HOW TO FALL IN LOVE AGAIN
I came back to Philadelphia for a few days just to wrap things up. By the last day all I had was a pile of clothes, various belongings, and an empty suitcase to pack. I had already emptied out my house of anything that could be traced back to me, which was a weird feeling. I met up with Sarah around 11 am and showed her the two tabs of acid we later placed in our mouths. Sarah’s apartment isn't small exactly, but there’s only one window from which I can functionally see the sky, and I had the sudden urge to take a walk.
The streets were emptier than usual, but we hadn't reached ghost-town status yet. We reached my house on Irving Street. and, after slight hesitation, went inside. I showed Sarah the room I once slept in. The only things left were a dresser and a mirror, but those had been there when I moved in so I had no reason to take them with me. There was also a pile of things sitting in the middle of the room just collecting dust. I knew I would have to pack at sometime, but the trip was still escalating, and I knew I didn't have that type of willpower at the moment.
We sat in the empty lot beside the row of homes on my street. I was wearing a new shirt so I was careful not to get it dirty. I look back now and think that it's pretty funny that I'd wear a new shirt on the day the world ended. Luckily, we did run into a few people that day and I did get the compliments I was expecting. We walked around campus and nearby spots that I felt like were important enough to be seen. The drug had a peculiar way of making everything feel serendipitous. Of course I'd walk past Allegro Pizza right as they were blasting No One by Alicia Keys. And of course Sarah and I would walk past the one man we've both kissed. Every dog being walked looked at me and acknowledged my presence. The sky was actually a dull gray, but it was perfect for a goodbye.

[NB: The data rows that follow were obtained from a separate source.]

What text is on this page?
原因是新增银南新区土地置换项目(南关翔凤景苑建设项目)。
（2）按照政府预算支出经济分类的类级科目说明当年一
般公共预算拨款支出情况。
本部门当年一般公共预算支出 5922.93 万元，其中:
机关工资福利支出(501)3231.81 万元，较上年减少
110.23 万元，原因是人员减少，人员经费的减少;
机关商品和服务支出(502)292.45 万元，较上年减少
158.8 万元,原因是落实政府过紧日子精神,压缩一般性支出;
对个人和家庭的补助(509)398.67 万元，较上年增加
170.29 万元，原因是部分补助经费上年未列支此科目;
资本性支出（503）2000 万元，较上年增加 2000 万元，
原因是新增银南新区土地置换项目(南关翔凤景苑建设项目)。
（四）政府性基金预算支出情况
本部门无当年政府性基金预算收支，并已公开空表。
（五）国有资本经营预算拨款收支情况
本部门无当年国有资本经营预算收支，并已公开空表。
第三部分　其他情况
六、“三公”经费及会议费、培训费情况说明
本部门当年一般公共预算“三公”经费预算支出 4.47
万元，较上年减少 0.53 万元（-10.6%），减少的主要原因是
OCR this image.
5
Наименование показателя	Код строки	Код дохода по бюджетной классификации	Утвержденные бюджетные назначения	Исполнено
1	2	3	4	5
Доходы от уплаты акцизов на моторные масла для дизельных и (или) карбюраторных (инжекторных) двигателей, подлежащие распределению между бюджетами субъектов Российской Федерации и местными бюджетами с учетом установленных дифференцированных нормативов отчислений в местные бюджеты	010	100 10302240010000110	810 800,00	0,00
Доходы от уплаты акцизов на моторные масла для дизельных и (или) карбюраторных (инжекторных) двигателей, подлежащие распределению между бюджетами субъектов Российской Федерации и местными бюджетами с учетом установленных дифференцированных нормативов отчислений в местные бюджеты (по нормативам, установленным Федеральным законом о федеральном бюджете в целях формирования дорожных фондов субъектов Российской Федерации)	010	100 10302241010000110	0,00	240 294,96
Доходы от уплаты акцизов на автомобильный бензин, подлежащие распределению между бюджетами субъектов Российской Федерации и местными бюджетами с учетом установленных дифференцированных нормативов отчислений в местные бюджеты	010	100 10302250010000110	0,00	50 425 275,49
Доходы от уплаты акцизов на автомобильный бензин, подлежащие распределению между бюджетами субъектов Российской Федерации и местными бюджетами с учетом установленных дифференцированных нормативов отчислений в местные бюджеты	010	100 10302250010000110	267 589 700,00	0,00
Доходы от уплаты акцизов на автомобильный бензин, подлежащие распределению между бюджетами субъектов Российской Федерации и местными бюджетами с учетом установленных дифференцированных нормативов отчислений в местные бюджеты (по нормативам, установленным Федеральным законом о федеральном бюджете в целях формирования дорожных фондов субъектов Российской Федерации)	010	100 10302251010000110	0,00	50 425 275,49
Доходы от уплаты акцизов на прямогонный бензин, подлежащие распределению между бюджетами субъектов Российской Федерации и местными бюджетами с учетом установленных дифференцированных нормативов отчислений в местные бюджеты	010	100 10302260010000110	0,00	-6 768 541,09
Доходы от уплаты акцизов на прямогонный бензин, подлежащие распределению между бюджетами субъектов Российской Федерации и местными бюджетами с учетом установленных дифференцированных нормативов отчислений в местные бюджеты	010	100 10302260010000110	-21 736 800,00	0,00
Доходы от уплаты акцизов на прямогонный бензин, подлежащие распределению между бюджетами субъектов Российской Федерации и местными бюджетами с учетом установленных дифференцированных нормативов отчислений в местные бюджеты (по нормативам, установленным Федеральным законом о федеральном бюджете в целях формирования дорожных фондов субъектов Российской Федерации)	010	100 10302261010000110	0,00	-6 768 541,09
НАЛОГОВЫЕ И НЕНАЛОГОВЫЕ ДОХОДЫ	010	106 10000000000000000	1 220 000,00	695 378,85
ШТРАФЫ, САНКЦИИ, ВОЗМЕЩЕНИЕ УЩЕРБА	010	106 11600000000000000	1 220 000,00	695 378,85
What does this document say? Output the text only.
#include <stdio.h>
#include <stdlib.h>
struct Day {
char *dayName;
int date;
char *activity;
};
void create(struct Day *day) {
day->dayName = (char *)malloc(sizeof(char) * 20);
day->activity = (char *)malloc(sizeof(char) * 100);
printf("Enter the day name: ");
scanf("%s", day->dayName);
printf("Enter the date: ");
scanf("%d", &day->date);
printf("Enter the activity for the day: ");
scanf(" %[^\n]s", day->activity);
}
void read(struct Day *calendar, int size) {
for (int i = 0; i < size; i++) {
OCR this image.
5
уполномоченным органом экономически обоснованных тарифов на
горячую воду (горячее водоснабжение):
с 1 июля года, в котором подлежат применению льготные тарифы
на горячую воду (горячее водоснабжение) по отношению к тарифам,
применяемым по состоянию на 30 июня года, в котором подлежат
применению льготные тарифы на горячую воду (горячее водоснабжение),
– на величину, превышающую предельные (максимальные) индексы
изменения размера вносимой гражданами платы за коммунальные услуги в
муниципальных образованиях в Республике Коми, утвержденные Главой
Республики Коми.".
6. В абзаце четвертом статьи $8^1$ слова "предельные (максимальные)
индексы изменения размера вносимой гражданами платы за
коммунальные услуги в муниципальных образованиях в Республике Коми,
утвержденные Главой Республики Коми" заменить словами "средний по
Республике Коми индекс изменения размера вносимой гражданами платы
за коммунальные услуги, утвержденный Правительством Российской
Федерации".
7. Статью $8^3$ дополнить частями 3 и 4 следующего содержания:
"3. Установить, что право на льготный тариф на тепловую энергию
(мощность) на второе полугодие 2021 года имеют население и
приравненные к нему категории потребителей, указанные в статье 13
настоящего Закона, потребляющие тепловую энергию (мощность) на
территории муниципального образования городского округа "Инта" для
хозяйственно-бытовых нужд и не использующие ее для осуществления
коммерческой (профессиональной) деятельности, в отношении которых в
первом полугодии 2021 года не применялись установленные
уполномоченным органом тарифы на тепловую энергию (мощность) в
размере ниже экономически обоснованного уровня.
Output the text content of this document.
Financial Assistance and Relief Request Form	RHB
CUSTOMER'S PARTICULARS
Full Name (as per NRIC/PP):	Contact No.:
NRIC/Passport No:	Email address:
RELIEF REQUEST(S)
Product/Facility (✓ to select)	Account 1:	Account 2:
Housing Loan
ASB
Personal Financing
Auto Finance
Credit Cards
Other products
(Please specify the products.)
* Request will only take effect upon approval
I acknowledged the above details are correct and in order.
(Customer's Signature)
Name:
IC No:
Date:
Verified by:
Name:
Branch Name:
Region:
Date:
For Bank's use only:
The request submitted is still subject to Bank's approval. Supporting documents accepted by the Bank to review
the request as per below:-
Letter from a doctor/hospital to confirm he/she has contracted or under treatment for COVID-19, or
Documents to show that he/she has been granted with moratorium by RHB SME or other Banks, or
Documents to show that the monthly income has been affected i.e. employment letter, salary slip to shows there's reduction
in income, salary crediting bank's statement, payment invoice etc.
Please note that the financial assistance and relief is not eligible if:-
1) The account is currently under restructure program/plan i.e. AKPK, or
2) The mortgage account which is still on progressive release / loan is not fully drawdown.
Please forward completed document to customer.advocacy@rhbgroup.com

We came back to the lot a couple time on our walk. I didn’t want to be in the house, I thought of it as nothing more than a skeleton anymore. I felt it to be haunted in a way, I guess. Nobody else would be coming to visit it now, it had already seen its last etchings of liveliness and to disrupt that would be incredibly rude indeed. We went back to Sarah’s and turned off all the lights. We sat in the dark, and she told me this was a song she’d always wanted to listen to while tripping, so we danced around her apartment. I had retrieved my film camera from my house when we were there last so I took a photo of Sarah, and Sarah took a photo of me. I'm not sure what was going through her head at that moment, and I remember wanting to know, but maybe it's better that I don't.
It would be dark soon, and I wanted to say a last goodbye to my house on Irving Street. On our way there I realized two things: the major wave of the drug was wearing off, and that I had left some weed and cigarettes in the bottom right cabinet of the kitchen. We smoked the cigarettes on my front porch as I became more and more apathetic about my life and returning to Texas. It was hard to care about anything, even my lungs, when the world was making too much sense. Everything was right, and it was too much to express, so instead I just lit another cig. It didn’t seem pessimistic to me, but I didn’t want to say what I was thinking out loud in case Sarah wasn’t feeling the same way.
We accidentally smoked the whole pack and talked about turning into our parents. I watched as the whole block was demolished and built again ten times over. In the end, this place will be reduced to rubble, as all things are. I knew that the world would be ending soon, and I still needed to pack, but maybe I could put that off for a little longer. I left Irving Street, but eventually even Irving Street will leave that place, which is to say that nothing binding my existence in Philadelphia has any more permanence than I do there. Time managed to turn all these buildings into tiny pebbles, and I realized that I am no more mortal than that which sustains me.
I did what I came to Philadelphia to do, and it was just a matter of time before I would be taking off and watching the city crumble. That was the day the world was going to end, and I didn’t care much for the place anyway so I nothing to be sad about. I thought about my front porch, and I felt nothing at all. I was afraid to approach the day because I still hardly have a handle of it. I find that it is often hard to separate the past and present into distinct categories. The future itself will become just another thing that happened. How do I evoke the past without enacting violence unto it? Yes, I am afraid of losing everything I've learned, but knowledge is gained and knowledge is lost, and in the end we are exactly as we were. I punctured these images in order to make them prettier than they were, and maybe everything I've written is a lie in the objective eyes of the world. Eventually, the day will be reduced to just another thing I did and maybe it won’t matter at all, and I don’t feel bad about thinking that.